Certaines études ont pu montrer que ces indigènes sont des descendants de peuples qui à d'autres époques ont eu un langage plus évolué ou une meilleure connaissance des nombres. Il est très difficile d'effectuer un retour vers le passé dont ne nous saisissons que quelques témoignages à travers notre vision d'hommes du XXe siècle. Contentons-nous de nous émerveiller devant le fait qu'il y a plusieurs millénaires, des femmes et des hommes, qualifiés parfois trop abusivement de « primitifs », ont pu réaliser la première abstraction de l'histoire mathématique : celle du nombre 2. Peu importe que certains se soient arrêtés à 2, d'autres à 4 et enfin d'autres à 6. Avaient-ils besoin d'aller au-delà ? Le peu ne leur suffisait-il pas ? Nous-mêmes, aujourd'hui, n'éprouvons-nous pas souvent le besoin de changer d'unité de mesure pour que les nombres aient un certain sens ? Une déclaration de revenus de 550 000 000 de dollars représente, peut-être, une énorme richesse, mais le fait que le directeur de Disneyworld gagne autant que les 4 000 jardiniers qu'il emploie 3 est sans doute plus significatif. Mais avant d'en venir à de si fortes sommes, la guerre de trois n'a-t-elle pas eu lieu ?
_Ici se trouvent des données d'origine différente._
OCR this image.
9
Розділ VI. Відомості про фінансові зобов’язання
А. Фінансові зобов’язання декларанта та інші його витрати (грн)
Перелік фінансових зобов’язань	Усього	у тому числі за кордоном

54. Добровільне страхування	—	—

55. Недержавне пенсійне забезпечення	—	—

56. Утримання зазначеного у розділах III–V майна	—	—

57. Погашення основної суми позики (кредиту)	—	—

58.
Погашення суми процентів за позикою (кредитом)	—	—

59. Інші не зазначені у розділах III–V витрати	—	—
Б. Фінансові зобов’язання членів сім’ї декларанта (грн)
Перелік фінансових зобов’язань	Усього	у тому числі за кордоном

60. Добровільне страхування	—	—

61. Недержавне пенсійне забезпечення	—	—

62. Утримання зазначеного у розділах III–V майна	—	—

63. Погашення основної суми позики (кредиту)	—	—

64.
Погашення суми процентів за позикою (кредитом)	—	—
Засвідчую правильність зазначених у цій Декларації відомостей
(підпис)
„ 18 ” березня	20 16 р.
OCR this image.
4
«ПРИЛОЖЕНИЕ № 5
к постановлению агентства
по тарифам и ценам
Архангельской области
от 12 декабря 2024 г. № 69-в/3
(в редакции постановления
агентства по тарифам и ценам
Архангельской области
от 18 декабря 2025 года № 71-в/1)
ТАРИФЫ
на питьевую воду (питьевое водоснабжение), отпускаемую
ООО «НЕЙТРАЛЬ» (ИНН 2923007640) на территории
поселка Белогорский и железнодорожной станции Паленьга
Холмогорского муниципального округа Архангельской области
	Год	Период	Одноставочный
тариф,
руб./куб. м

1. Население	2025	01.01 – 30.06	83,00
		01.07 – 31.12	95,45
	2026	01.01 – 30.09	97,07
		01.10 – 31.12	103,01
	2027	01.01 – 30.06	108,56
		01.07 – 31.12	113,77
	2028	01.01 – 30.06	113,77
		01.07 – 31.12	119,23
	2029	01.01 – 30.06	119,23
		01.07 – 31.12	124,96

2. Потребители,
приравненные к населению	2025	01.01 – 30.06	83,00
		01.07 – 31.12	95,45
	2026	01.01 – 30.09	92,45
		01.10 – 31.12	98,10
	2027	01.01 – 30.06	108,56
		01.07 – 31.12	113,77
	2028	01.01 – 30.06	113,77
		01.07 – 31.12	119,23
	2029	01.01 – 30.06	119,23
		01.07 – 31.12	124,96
Les écritures égyptienne (hiéroglyphique) et chinoise ont conservé les premiers balbutiements du trois comme indiquant la multitude, le pluriel. Ainsi, une forêt est représentée par 3 arbres.

 

« L'étape du trois parait être décisive, car elle introduit la progression infinie dans la suite des nombres » 4

 

Même si nous ne pouvons pas l'affirmer avec certitude il semble que le langage conserve les traces de la bataille visant à franchir la vieille barrière du deux. Trois est ainsi souvent associé à beaucoup, par exemple en latin tres et trans, en français trois et très et en anglais three et through. Après un et deux, sont formés les ordinaux troisième, quatrième et cinquième... Auparavant, premier garde sa signification, qui est avant tous les autres, tandis que l'on peut trouver second pour « l'autre » ou « celui qui suit » comme en latin « secundus ». Difficile de trancher entre second et deuxième. Essayons d'aller plus loin, quittons le peu pour le beaucoup.

 

Au pied des pyramides, les scribes comptent beaucoup

 

L'origine de l'écriture hiéroglyphique des nombres nous est inconnue. Elle est présente sur les premiers documents qui nous sont parvenus et elle ne changera pas durant les trois millénaires qu'a duré la civilisation de l'Ancienne Égypte. Notons au passage qu'il n'en a pas été de même des écritures cursives égyptiennes, hiératique ou démotique. Quant au système numérique employé il est semblable à celui utilisé par la plupart des peuples lorsqu'ils ont voulu mieux appréhender le beaucoup : c'est un système additif de base dix. Mais guidés par leur souci de pureté et leur gout artistique, les anciens Égyptiens ont employé des figures différentes pour noter seulement les différents multiples de 10.